Guest Blogger Donna Fincher, Marketing Manager at Diversified Account Systems of Georgia, Inc.
Hospitals and other healthcare providers have been measuring the value of their services based simply on the numbers of patients they treat for generations. Today incentive changes imbedded in the Patient Protection and Affordability Act are forcing hospitals and physicians to reevaluate their methods of measuring and proving the value of the care they provide.
Historically, full hospital beds and busy physician schedules drove the success of providers; however emerging trends in the industry are leaning toward higher reimbursement levels for better quality services. In short, both government and commercial payers are beginning to reward providers who see patients less often because their original treatment plan was better and more comprehensive resulting in fewer office visits and hospital stays for those patients.

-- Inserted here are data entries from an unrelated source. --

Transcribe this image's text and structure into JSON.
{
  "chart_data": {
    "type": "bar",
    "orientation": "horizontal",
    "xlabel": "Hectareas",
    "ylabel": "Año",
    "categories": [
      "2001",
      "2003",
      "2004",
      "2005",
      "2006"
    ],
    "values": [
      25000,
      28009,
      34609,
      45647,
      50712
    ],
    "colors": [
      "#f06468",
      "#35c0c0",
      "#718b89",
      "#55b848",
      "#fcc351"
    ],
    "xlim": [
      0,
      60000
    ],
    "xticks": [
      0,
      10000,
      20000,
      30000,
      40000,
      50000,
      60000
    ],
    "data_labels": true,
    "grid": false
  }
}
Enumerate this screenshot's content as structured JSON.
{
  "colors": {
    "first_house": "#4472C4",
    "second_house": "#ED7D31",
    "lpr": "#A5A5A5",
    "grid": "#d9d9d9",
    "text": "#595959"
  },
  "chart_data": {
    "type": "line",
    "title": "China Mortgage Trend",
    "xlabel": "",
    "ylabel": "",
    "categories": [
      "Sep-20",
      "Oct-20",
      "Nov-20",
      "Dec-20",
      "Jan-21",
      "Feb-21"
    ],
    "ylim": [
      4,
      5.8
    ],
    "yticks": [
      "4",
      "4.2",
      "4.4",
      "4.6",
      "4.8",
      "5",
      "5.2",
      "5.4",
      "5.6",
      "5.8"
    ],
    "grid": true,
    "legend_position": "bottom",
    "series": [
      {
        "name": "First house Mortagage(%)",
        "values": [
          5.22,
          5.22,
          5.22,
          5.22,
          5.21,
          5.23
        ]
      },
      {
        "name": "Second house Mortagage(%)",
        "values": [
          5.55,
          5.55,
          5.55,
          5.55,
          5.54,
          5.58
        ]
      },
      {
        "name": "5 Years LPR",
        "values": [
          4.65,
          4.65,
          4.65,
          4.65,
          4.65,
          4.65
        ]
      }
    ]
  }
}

Medicare has already implemented a strict readmissions policy with which many hospitals are scrambling to comply. Currently, when a hospital’s readmissions rate is higher than Medicare’s established thresholds, that hospital will be penalized on future reimbursements. Medicare is looking closely at patients who are readmitted for the same illness within 30 days of being discharged to make these reimbursement determinations.
A recent Moody’s Investors Service Report identified four objectives currently being pursued by forward-thinking hospital financial directors and CFOs:
• Achieving breakeven performance with Medicare rates;
• Building scale through non-traditional methods;
• Improving the patient experience;
• Cultivating more informed leadership.
Adjusting to this new focus on quality of patient outcomes rather than sheer volume of patients seen will undoubtedly result in growing pains for hospitals and other healthcare providers. The shift is inevitable though, and the providers that start changing their care plans now will be the ones that survive the change.